Is it really for the non-lazy? I doubt. Rather for the non-diligent. The non-diligent differs from the non-lazy more than C sharp differs from D flat. Of course in the case of the non-tempered tuning. And of course in the case of a non-deaf ear.
A dugout.... A burrow.... A lair.... A womb.... We crawl in and curl up. We sleep. We hibernate. We dig ourself into hides. We cover ourselves with dried leaves....

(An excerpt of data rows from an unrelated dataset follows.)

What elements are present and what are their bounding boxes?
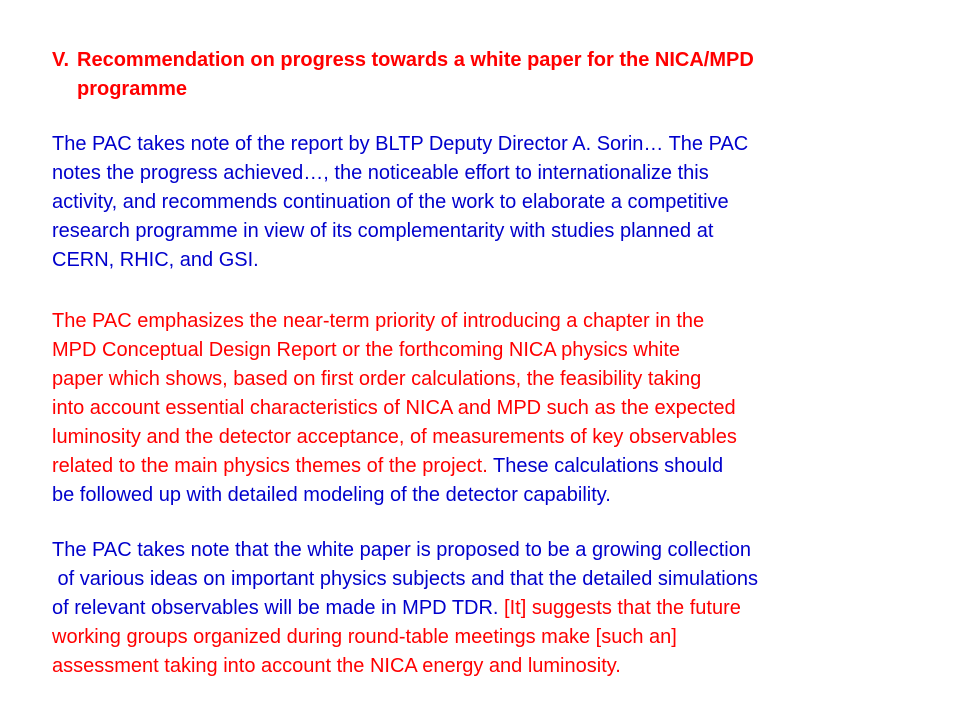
paragraph-line: assessment taking into account the NICA energy and luminosity. xyxy=(52,655,621,677)
paragraph-white-paper xyxy=(52,536,932,681)
paragraph-line xyxy=(52,452,932,481)
paragraph-line: The PAC takes note that the white paper is proposed to be a growing collection xyxy=(52,539,751,561)
heading-number: V. xyxy=(52,49,70,71)
text-blue-segment: of relevant observables will be made in MPD TDR. xyxy=(52,597,499,619)
paragraph-line: be followed up with detailed modeling of the detector capability. xyxy=(52,484,611,506)
heading-line-1 xyxy=(52,46,912,75)
paragraph-line: research programme in view of its complementarity with studies planned at xyxy=(52,220,714,242)
paragraph-line: luminosity and the detector acceptance, of measurements of key observables xyxy=(52,426,737,448)
paragraph-line xyxy=(52,594,932,623)
paragraph-line: of various ideas on important physics subjects and that the detailed simulations xyxy=(52,568,758,590)
paragraph-line: paper which shows, based on first order calculations, the feasibility taking xyxy=(52,368,702,390)
heading-line-2: programme xyxy=(77,78,188,100)
text-red-segment: related to the main physics themes of the project. xyxy=(52,455,488,477)
paragraph-report-note xyxy=(52,130,932,275)
paragraph-line: activity, and recommends continuation of the work to elaborate a competitive xyxy=(52,191,729,213)
paragraph-line: notes the progress achieved…, the noticeable effort to internationalize this xyxy=(52,162,709,184)
paragraph-line: into account essential characteristics of NICA and MPD such as the expected xyxy=(52,397,736,419)
section-heading xyxy=(52,46,912,104)
paragraph-line: CERN, RHIC, and GSI. xyxy=(52,249,259,271)
text-red-segment: [It] suggests that the future xyxy=(498,597,741,619)
heading-title: Recommendation on progress towards a white paper for the NICA/MPD xyxy=(77,49,754,71)
paragraph-line: The PAC takes note of the report by BLTP Deputy Director A. Sorin… The PAC xyxy=(52,133,749,155)
paragraph-line: MPD Conceptual Design Report or the forthcoming NICA physics white xyxy=(52,339,681,361)
paragraph-priority xyxy=(52,307,932,510)
text-blue-segment: These calculations should xyxy=(487,455,724,477)
paragraph-line: working groups organized during round-table meetings make [such an] xyxy=(52,626,677,648)
paragraph-line: The PAC emphasizes the near-term priority of introducing a chapter in the xyxy=(52,310,705,332)
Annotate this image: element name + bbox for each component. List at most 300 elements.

No. A burrow is not the point. A cellar-like pantry – this is the point. It is located near the house, it doesn't touch the house, it's half sunken in the ground and covered with the ground.... as if the lawn has swollen up.... a kind of ground bubble.... as if someone put a number of n letters, one after the other, dug them into the ground, half, threw the ground taken out from the ditch on their tops and sowed it with grass, herbs and flowers, made in the front a wall from stones and put there a small door.... Yes, in the past there were plenty of such bubbles here. As if the earth got a rash, as if a mysterious parasite (or maybe it was even more mysterious bird of parasite?) laid its eggs under the earth's skin. Let us not be under the illusion, no. These were not the pantries of thoughts. Books were not kept there to protect them against calamities, to cool them in summer heat and to warm them during extremely frosty nights.
OK, you rent the burrow and: sleep? eat? sleep? eat? sleep? eat? No, definitely not. You learn to read in darkness. They say once upon a time there was a monk, who spent all his live in delight and ecstasy, because he was writing and rewriting books – when the candle flame was nearly to die he never stopped to write, he went on lighting the page up with his left hand shining..... This story is astonishing, takes you aback. At first. Then it does not. Or at least surprises much less. One can write even in absolute darkness. But can one read? To read in darkness lighting up the text with the light of your own eyes.... That's something.